Muhalefetin önünün açılması, 1921 Anayasası’nda hâkimiyetin millete verilmesiyle başlamıştır. Meclise yansıması ise iki grup ile olmuştur. Birinci grupta Mustafa Kemal’in yenilikçi destekçileri, ikinci grupta ise gelenekçi muhafazakârlar vardı. Birinci grup ilk olarak “Anadolu ve Rumeli Müdafaa-i Hukuk Cemiyeti” olarak anılmış, sonra da Halk Fırkası’na dönüşmüştür (Büyükkalay, 2011: 31). Yani muhalefet, meclis ilk kurulduğundan beri zaten parti olarak olmasa da düşünce olarak vardı. Mecliste olmasa bile parti grup toplantılarında her şey konuşuluyordu. Bu muhalif seslerin de ölçülü olduğu söylenebilir. Cumhurbaşkanı yani Mustafa Kemal için dil uzatılmaz, inkılabın prensipleri aleyhinde konuşulmaz, başbakana karşı ölçülü davranılırdı. Bunların dışında kanunlar, tasarılar ve politikalar her zaman eleştirilebilmiştir (Ortaylı, 2014: 145). Yine Atatürk döneminde ortaya çıkan muhalif partiler olan TCF ve SCF muhalefete örnek olarak verilebilir.
İsmet İnönü dönemine gelindiğinde ise İkinci Dünya Savaşı’nın yarattığı bir krizler ve tehditler ortamı oluşmuştur. Bu nedenle birlik ve beraberlik fikri ön planda tutulmuştur. İnönü, cumhurbaşkanı seçildikten sonra, daha önce de belirtildiği gibi, parti içinde kendisine muhalif olacak kişileri de ayıklamıştır. Parti-Devlet bütünleşmesinin getirdiği baskıcı ortam ve politikalar düşünüldüğünde, muhalefetin ortaya çıkması mümkün olmamıştır. Savaş sonrasına gelindiğinde ise, savaşı Demokrasi Cephesi’nin kazanmasıyla oluşan demokratik hava; baskıcı, totaliter, yani demokratik olmayan rejimlerin yenilmesiyle, Türkiye de rejim değişikliğine gitmek zorunda kalmıştır. Baskıcı politikaların yumuşatılmasıyla muhalefet oluşabilmiştir (Büyükkalay, 2011: 32).
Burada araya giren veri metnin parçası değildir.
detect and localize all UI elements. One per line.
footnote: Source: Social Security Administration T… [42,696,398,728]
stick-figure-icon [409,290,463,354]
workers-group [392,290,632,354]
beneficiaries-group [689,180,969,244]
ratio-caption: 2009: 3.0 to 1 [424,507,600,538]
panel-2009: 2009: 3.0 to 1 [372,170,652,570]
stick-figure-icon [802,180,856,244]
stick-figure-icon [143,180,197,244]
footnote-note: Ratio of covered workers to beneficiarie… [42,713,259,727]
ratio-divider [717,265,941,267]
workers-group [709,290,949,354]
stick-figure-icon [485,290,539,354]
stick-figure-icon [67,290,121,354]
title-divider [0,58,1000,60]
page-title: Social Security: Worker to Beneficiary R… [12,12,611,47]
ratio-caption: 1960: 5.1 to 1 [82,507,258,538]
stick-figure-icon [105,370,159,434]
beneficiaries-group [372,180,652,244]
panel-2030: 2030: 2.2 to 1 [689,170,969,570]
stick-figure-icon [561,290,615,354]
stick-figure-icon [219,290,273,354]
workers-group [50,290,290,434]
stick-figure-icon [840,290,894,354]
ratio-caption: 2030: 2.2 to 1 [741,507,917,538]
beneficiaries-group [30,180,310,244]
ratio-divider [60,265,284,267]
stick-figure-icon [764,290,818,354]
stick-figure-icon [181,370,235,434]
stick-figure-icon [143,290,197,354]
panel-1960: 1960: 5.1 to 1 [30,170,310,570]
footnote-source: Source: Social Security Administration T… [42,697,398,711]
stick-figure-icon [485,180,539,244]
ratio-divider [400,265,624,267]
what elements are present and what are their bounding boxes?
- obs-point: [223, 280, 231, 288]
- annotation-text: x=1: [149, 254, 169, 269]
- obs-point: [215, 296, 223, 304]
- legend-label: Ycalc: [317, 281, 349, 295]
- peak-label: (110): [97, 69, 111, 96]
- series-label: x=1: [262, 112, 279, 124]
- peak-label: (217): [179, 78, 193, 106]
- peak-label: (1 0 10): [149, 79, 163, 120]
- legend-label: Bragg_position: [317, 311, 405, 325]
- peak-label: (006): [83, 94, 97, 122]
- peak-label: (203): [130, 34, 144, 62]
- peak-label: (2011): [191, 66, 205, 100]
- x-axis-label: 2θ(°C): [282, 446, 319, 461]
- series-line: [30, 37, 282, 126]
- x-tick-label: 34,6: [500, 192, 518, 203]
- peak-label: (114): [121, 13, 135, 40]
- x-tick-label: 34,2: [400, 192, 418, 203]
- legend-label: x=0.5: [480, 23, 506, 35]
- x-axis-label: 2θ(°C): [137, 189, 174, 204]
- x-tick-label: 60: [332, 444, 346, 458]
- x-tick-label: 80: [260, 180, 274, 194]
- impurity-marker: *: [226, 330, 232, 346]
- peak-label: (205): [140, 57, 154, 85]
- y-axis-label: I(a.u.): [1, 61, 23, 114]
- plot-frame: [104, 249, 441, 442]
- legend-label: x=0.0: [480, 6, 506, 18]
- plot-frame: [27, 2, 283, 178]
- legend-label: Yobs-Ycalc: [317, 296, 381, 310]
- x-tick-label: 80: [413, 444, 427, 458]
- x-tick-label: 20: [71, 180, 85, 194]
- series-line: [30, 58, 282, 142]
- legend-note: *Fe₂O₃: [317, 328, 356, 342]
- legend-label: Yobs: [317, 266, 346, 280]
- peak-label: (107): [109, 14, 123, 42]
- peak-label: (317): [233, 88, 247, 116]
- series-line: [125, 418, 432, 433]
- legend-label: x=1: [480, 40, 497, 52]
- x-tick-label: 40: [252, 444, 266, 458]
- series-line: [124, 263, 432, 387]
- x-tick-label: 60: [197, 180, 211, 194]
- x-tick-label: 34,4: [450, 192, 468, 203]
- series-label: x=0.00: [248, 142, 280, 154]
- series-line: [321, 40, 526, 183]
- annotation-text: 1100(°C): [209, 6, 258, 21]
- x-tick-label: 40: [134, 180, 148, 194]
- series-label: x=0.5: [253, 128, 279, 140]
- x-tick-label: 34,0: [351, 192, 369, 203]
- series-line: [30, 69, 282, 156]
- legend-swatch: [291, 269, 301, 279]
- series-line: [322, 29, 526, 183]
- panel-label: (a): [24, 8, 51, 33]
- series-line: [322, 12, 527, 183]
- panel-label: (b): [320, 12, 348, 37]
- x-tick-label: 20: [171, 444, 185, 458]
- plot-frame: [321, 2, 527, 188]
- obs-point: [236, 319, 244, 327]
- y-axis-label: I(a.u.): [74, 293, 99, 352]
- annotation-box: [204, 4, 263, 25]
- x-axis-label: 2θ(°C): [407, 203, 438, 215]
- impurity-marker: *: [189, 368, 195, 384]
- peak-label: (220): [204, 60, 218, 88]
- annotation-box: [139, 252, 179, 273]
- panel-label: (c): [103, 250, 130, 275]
1945’te yapılan San Francisco Konferansı’ndan sonra İnönü’nün söylemleri, demokratik gelişmelerin yaşanacağının habercisi olmuştur:
“Memleketimizin siyasi idaresi, Cumhuriyet’le kurulan halk idaresinin her istikamette ilerlemeleri ve şartları ile gelişmeye devam edecektir. Harp zamanlarının ihtiyatlı tedbirlere lüzum gösteren darlıkları kalktıkça, memleketin siyaset ve fikir hayatında demokrasi prensipleri daha geniş ölçüde hüküm sürecektir. En büyük demokrasi müessesemiz olan Büyük Millet Meclisi ilk günden itibaren idareyi ele almış ve memleketi demokrasi yolunda mütemadiyen ilerletmiştir. Büyük Millet Meclisi’nin kudretli elinde olan millet idaresi, demokrasi yolundaki gelişmesine devam edecektir.”[1]
İnönü’nün bu beyanatı ve San Francisco’da imzalanan Birleşmiş Milletler Anayasası, parti-dışı muhalefet için olumlu adımlar olmuştur. Savaş sonrasında parti-içi muhalefetin ortaya çıkması ise Çiftçiyi Topraklandırma Kanunu tartışmalarında vuku bulmuştur (Yeşil, 1988: 34).
[1] Ulus, Cumhuriyet, 20 Mayıs 1945.